Saving Rhino’s With 3D Printing

In 2017 the number of rhino’s poached reached 1,028 in South Africa. This works out at nearly 3 rhinos being killed every day. Rhino horns are still prized in countries such as Vietnam and China for their medical properties. The horn is so prized that by weight the rhino horn is more expensive than gold. A start-up company from Seattle plan to combat the poaching trade by creating a 3d printed rhino horn. The 3d printed version is biologically identical to the real thing.

How will this prevent the poaching trade?

Start-up Pembient is using 3D printed biotechnology to create bio-identical rhino horns, they plan to place them on the black market for around one-tenth of the price of the real thing. Undercutting the poaching trade and forcing buyers and illegal sellers to switch to the 3d printed horn. The horn is so biologically similar to the real thing that buyers won’t be able to tell the difference.

Owner of Pembient Matthew Markus says “We are working towards a bio-identical product by reverse-engineering rhino horn down to the smallest degree. Our goal is that the only way you can tell the difference is that there will be pollutants in the wild horn.” Pembient is starting with rhino horns but has plans to expand into other animal products too. All done by recreating animal products in the lab to combat the illegal poaching trade. In theory, it’s a fantastic idea but will traders accept the ‘fake’ version? Markus says “We surveyed users of rhino horn and found that 45 percent of them would accept using rhino horn made from a lab”.

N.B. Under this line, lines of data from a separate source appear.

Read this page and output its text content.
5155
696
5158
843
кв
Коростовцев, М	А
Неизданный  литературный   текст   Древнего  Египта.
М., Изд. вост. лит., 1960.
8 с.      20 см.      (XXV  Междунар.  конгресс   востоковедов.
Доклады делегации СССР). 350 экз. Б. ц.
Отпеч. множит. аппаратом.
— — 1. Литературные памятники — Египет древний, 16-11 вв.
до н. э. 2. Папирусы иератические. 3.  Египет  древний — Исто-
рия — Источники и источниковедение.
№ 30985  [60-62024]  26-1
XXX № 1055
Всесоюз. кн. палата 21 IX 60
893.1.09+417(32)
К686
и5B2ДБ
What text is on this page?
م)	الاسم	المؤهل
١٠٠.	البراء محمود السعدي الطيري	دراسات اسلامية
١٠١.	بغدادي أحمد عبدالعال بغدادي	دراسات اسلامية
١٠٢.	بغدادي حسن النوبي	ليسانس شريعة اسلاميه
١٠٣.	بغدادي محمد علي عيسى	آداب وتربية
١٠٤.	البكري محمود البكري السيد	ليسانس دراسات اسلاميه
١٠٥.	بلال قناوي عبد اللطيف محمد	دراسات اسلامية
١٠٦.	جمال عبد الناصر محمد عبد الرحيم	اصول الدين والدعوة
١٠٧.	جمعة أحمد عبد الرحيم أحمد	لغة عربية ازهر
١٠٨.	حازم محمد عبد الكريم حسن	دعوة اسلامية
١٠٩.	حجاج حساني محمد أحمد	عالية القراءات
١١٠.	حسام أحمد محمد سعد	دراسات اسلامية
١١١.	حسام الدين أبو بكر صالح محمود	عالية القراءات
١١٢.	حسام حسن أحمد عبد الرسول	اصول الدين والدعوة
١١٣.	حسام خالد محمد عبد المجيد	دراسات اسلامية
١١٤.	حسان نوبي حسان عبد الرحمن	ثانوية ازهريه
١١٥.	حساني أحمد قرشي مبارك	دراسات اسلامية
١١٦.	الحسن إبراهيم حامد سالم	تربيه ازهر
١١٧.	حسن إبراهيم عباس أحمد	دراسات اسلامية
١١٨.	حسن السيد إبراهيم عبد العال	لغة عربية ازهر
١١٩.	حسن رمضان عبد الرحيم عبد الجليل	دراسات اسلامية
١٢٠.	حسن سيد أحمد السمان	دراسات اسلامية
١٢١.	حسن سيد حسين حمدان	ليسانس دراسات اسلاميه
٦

Is it all good news? Could this have a negative effect on the illegal poaching trade? The founder has stated that “In our model, we don’t want to see a legal trade in wild rhino horn. We simply want to establish a bio-fabricated horn market. Biofabricated horn will be priced significantly lower than wild rhino horn even though it will be indistinguishable from it. What we hope is that traders will sell bio-fabricated horn as bio-fabricated horn,” said Markus.

Illegal wildlife trade is the fourth largest after drugs, arms and human trafficking worth a massive $20 billion (£14.3 billion) on the black market. Pembient is confident they can have bio-identical products ready for the market in two years.

Let us know what you think of the bio-lab created rhino horns, is it fuelling a market that shouldn’t exist or could it help save the poached rhino population? We think that anything which can help reduce the number of rhino deaths is a brilliant thing to be developing and it’s great to see the technology of 3D printing used to benefit the wildlife.